In a climb, the variometer produces intermittent beeps. The faster you climb, the higher the pitch and the more rapid the beeping. In sinking air, the tone shifts to a low, steady, descending pitch. A pilot can instantly tell, without looking at the panel, whether they’ve flown into a thermal or are losing altitude. This audio feedback becomes second nature and is one of the most distinctive sounds associated with soaring flight.
Modern Flight Computer Integration
Today’s variometers have evolved well beyond standalone instruments. Modern units from manufacturers like LXNav integrate GPS, moving map displays, final glide calculators, and flight recorders into a single device. A final glide calculator uses the variometer’s data alongside wind information and GPS position to determine whether the glider has enough altitude to reach its destination, accounting for expected sink rates and any lift along the way.

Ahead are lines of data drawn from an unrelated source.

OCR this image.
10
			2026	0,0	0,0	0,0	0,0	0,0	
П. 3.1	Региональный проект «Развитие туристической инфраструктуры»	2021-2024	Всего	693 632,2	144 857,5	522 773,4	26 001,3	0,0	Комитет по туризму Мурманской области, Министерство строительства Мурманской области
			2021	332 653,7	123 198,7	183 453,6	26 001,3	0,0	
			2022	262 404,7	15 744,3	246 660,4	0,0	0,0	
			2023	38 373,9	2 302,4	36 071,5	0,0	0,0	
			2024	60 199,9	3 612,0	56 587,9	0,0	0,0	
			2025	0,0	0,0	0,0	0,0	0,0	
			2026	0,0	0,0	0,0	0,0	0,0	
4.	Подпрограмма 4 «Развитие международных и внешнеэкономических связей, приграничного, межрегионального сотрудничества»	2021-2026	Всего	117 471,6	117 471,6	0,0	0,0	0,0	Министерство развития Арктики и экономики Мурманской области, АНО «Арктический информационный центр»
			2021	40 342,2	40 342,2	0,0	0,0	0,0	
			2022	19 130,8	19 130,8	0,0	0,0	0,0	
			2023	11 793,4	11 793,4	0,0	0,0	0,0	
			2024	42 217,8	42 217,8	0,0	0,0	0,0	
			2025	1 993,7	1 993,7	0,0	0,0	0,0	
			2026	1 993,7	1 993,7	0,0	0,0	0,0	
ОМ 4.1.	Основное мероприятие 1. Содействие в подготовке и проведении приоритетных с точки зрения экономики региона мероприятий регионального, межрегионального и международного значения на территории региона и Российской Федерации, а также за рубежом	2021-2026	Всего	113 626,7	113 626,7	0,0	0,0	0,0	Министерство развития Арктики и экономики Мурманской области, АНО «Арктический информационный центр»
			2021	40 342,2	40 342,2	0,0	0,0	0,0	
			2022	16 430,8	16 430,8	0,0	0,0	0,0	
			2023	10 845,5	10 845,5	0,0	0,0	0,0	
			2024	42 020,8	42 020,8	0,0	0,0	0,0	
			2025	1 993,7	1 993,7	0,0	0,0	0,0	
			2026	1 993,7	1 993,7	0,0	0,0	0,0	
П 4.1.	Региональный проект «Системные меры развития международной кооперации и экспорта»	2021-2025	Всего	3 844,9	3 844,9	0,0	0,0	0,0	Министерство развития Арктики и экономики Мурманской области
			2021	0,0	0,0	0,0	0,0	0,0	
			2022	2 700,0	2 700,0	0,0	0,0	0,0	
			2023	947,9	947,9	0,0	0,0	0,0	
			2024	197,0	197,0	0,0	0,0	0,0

These systems can also store and display terrain databases, record flights in a standardized format for competition verification, and communicate with collision-avoidance systems. Some units accept input from portable navigation devices for additional route planning. Despite all this technology, the core function remains the same: telling the pilot, in real time, what the air around them is doing. The variometer reading is still the number glider pilots watch and listen to more than any other.